Have you ever noticed the longer a relationship is, the more likely those in the relationship will take advantage of each other? Often true in dating, marriage, and even banking.

Yes banks, like them or not, they have been known to take advantage of long-time loyal customers. Banks are keenly aware that a long-time loyal customer is less likely to shop around and get a second opinion. Yet shopping around is a simple way to ensure you are always getting a good deal.

Now I am not suggesting all banks are bad, but I have seen many loyal customers who have had the wool pulled over their eyes because their bank has become too comfortable with the relationship.

When you have been married for a long time, the indiscretions are usually minor and amount to dirty socks being left on the bedroom floor, or failing to put the lid back on the toothpaste. Incidentally, both are criminal offences in my home.  However, in your case, when your bank begins to treat you like Zsa Zsa Gabor treated her 8th husband, you know you have a problem.

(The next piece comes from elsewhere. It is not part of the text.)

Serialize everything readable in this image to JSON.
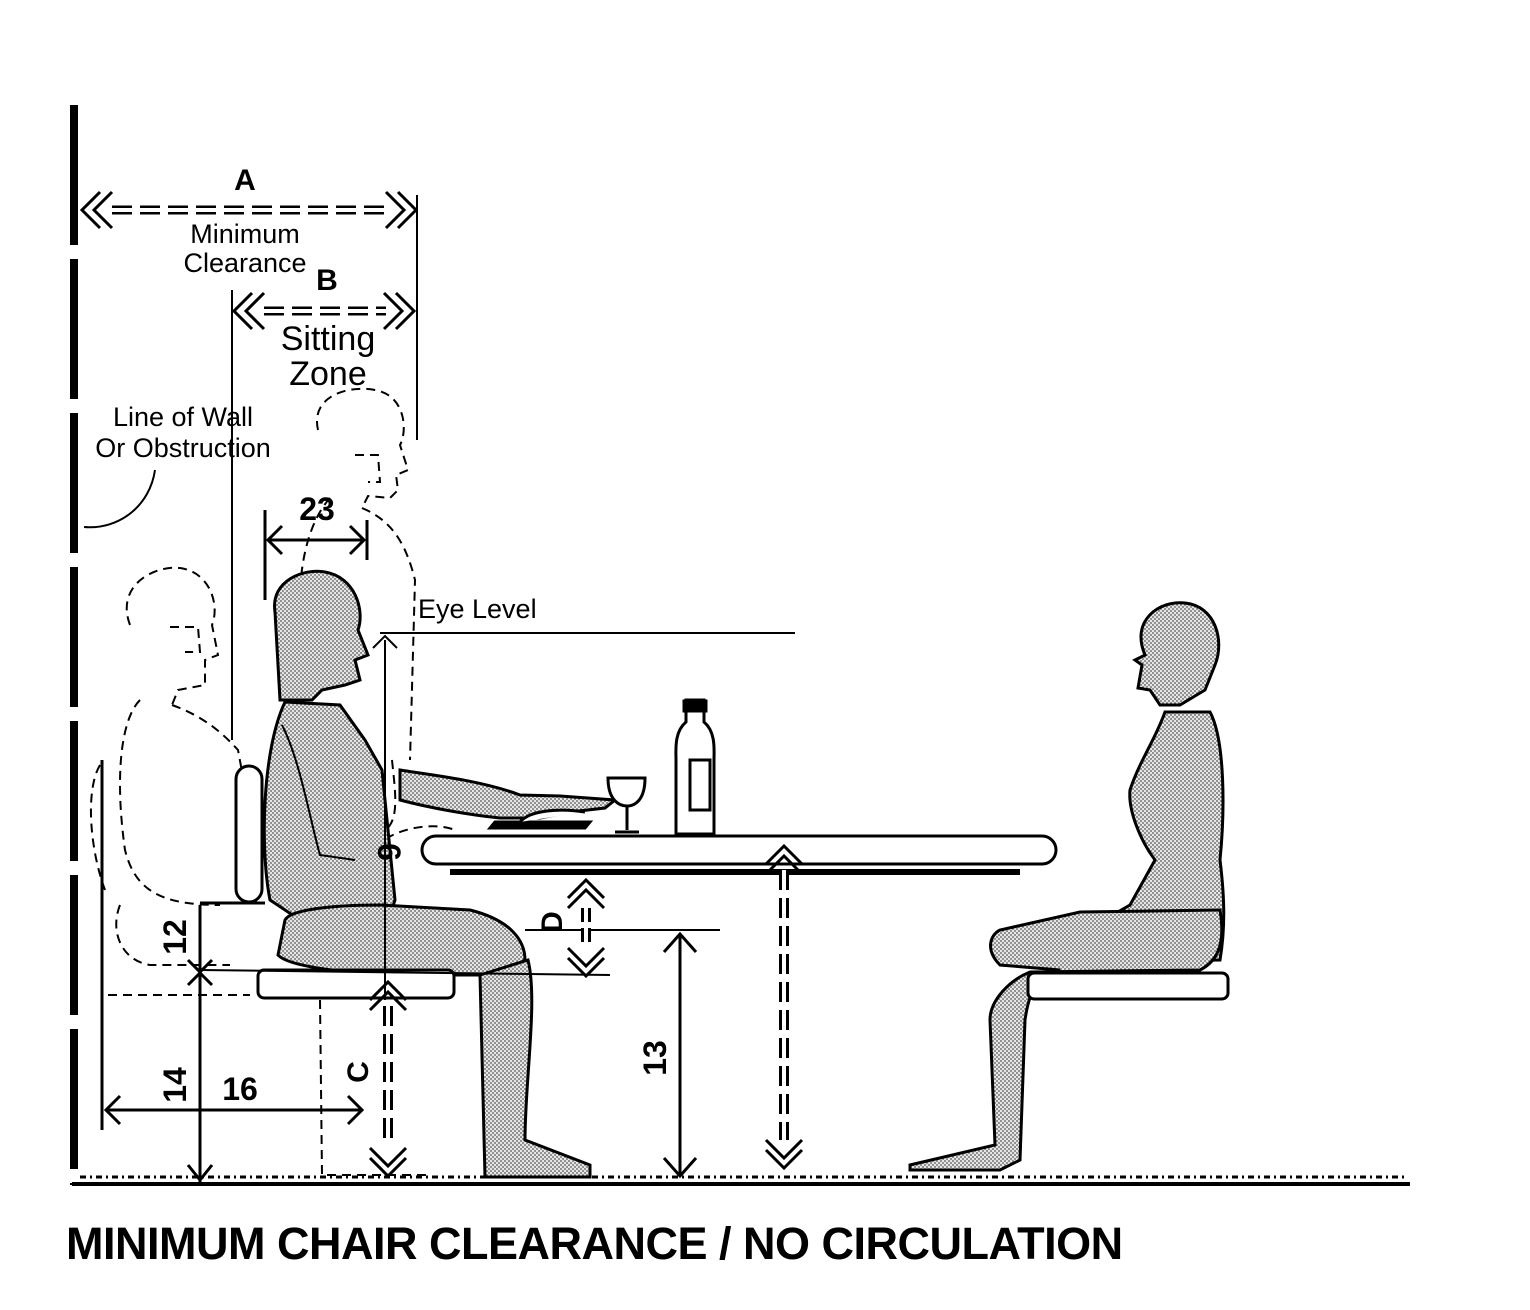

Mortgage renewals are a perfect example. When a client has an existing mortgage they are typically mailed a notice with various rate options. The idea is for the borrower to choose an option, sign it, and send it back in. However, the rates quoted on the renewal notices are typically 0.50% -1.00% higher than the best available rates at any given time!

If you have a 30 year $200,000 mortgage, an increase of 0.50% over the life of the mortgage amounts to over $21,000 in interest! Not a small sum of money.

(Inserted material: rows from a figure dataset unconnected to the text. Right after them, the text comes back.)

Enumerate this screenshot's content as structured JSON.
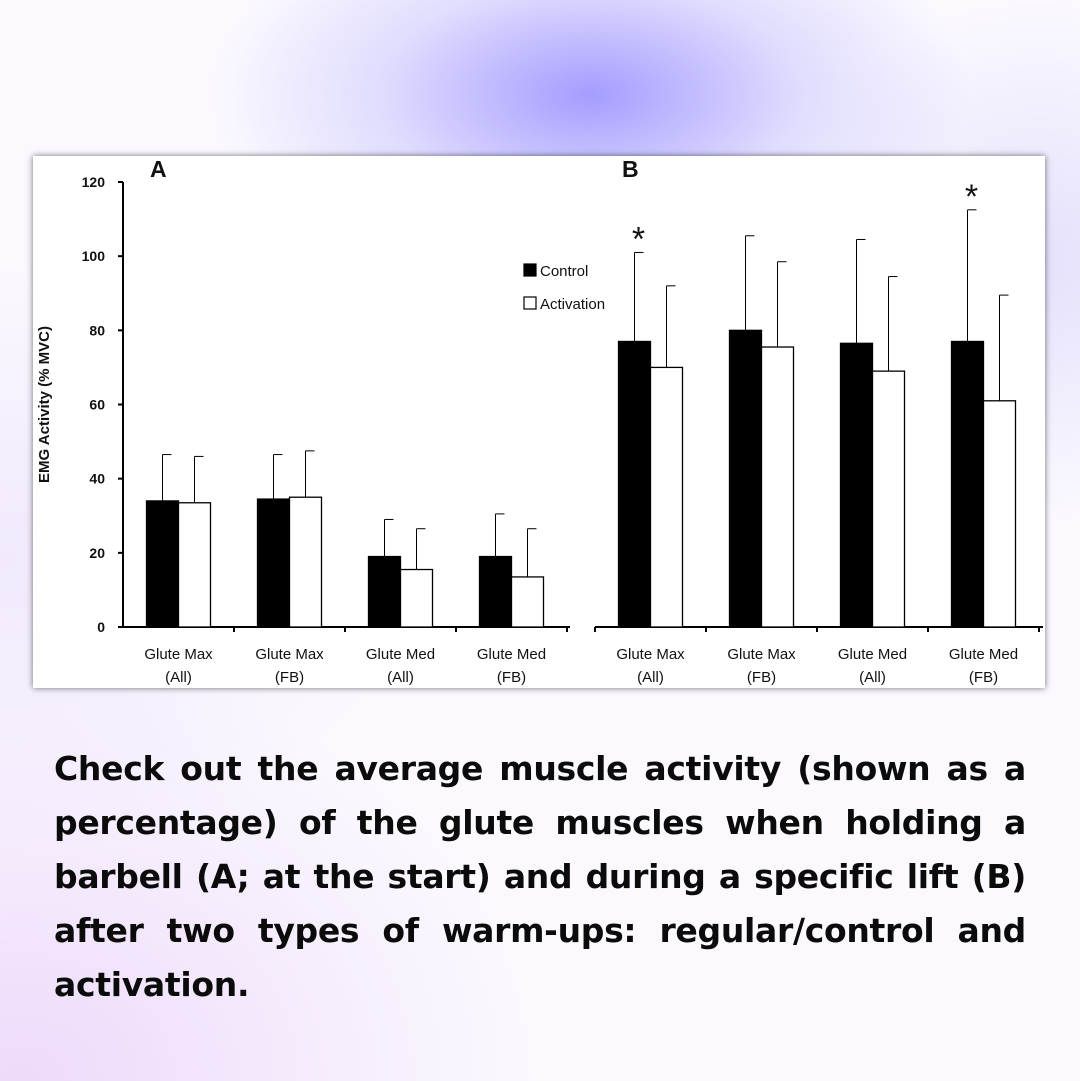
{
  "caption": "Check out the average muscle activity (shown as a percentage) of the glute muscles when holding a barbell (A; at the start) and during a specific lift (B) after two types of warm-ups: regular/control and activation.",
  "colors": {
    "control": "#000000",
    "activation": "#ffffff",
    "outline": "#000000"
  },
  "chart_data": {
    "type": "bar",
    "ylabel": "EMG Activity (% MVC)",
    "ylim": [
      0,
      120
    ],
    "yticks": [
      0,
      20,
      40,
      60,
      80,
      100,
      120
    ],
    "legend": {
      "placement": "top-right of panel A area",
      "entries": [
        "Control",
        "Activation"
      ]
    },
    "grid": false,
    "error_bars": "upper only",
    "panels": [
      {
        "label": "A",
        "categories": [
          [
            "Glute Max",
            "(All)"
          ],
          [
            "Glute Max",
            "(FB)"
          ],
          [
            "Glute Med",
            "(All)"
          ],
          [
            "Glute Med",
            "(FB)"
          ]
        ],
        "series": [
          {
            "name": "Control",
            "values": [
              34,
              34.5,
              19,
              19
            ],
            "errors": [
              12.5,
              12,
              10,
              11.5
            ]
          },
          {
            "name": "Activation",
            "values": [
              33.5,
              35,
              15.5,
              13.5
            ],
            "errors": [
              12.5,
              12.5,
              11,
              13
            ]
          }
        ],
        "significance": []
      },
      {
        "label": "B",
        "categories": [
          [
            "Glute Max",
            "(All)"
          ],
          [
            "Glute Max",
            "(FB)"
          ],
          [
            "Glute Med",
            "(All)"
          ],
          [
            "Glute Med",
            "(FB)"
          ]
        ],
        "series": [
          {
            "name": "Control",
            "values": [
              77,
              80,
              76.5,
              77
            ],
            "errors": [
              24,
              25.5,
              28,
              35.5
            ]
          },
          {
            "name": "Activation",
            "values": [
              70,
              75.5,
              69,
              61
            ],
            "errors": [
              22,
              23,
              25.5,
              28.5
            ]
          }
        ],
        "significance": [
          {
            "category": 0,
            "label": "*"
          },
          {
            "category": 3,
            "label": "*"
          }
        ]
      }
    ]
  }
}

The crazy thing is that new customers who have no pre-existing relationship will typically be offered lower, more attractive rates in order to convince them to become a customer. Then, unfortunately, once you are a customer, the onus is on you to make sure you always get a good deal.

My suggestion is as follows – begin dating your bank, but do not get married.  Commitment is sound advice for most relationships, but it can be very costly when it comes to your finances.  The best way to ensure your bank treats you like a first date instead of a 3rd marriage is to get educated. Understand your options and for heaven sakes, always shop around before you sign on the dotted line. Make a few calls to make sure you and your business are courted, not taken advantage of!

Scott Peckford is the owner of Mortgage Architects in Kelowna check out his videos and other rants at www.scottpeckford.com

November 23, 2009

Try a Crash ‘Cash’ Diet This Winter


Do you know who is on the twenty dollar bill? If you are like most Canadian you probably would have to guess. A quick survey of my officemates and a full 80% had no idea whose portrait graced the twenty dollar bill. (For the record it is the Queen)

Managing money in our paperless, wireless and cashless society is like trying to bottle fog –no matter how hard you try you cannot seem to get a grip on it. It raises an important question: How do you manage money if you never actually see it?

Cash has become all but absent from most daily transactions. A Vanier Study indicated the retail use of credit card transactions has increased 60% from 2002 to 2007 alone! The same study indicated 76% of the value of all retail transactions, excluding autos, were put on a plastic.

It is no surprise people are quick to flash plastic when paying. Many offer rewards, travel points and purchase protection. Credit cards have certainly made shopping simpler and safer.

What is the catch?

This reliance on plastic instead of paper does have a cost. According to Dunn and Bradstreet Americans spend 12-18% more on credit compared to using cash. The reality is it is difficult to manage money when we never actually see it.

The problem is when consumers use credit cards they tend to spend more and run the risk of going into debt. It is difficult to spend more than you make if you are using cash. With credit however, you can pile on debt gradually until it becomes unmanageable. In fact, debt has increased 6 times faster than income since 1990.

What is the solution?

A simple way to get a handle on your money is to go on a temporary, “Crash Cash Diet.” Six weeks will usually work and allow you to get in touch with your money again.

There is a very real sense of loss when you hand someone a twenty dollar bill and get back a meagre handful of coins. You will also notice your cash stuffed purse or wallet begin to shrink as the week progresses. This alone is enough to jostle most people into paying more attention to their spending.

I would not suggest ditching your credit card completely, credit is too important and besides I like the points. However, a temporary hiatus could be good for your relationship with your money.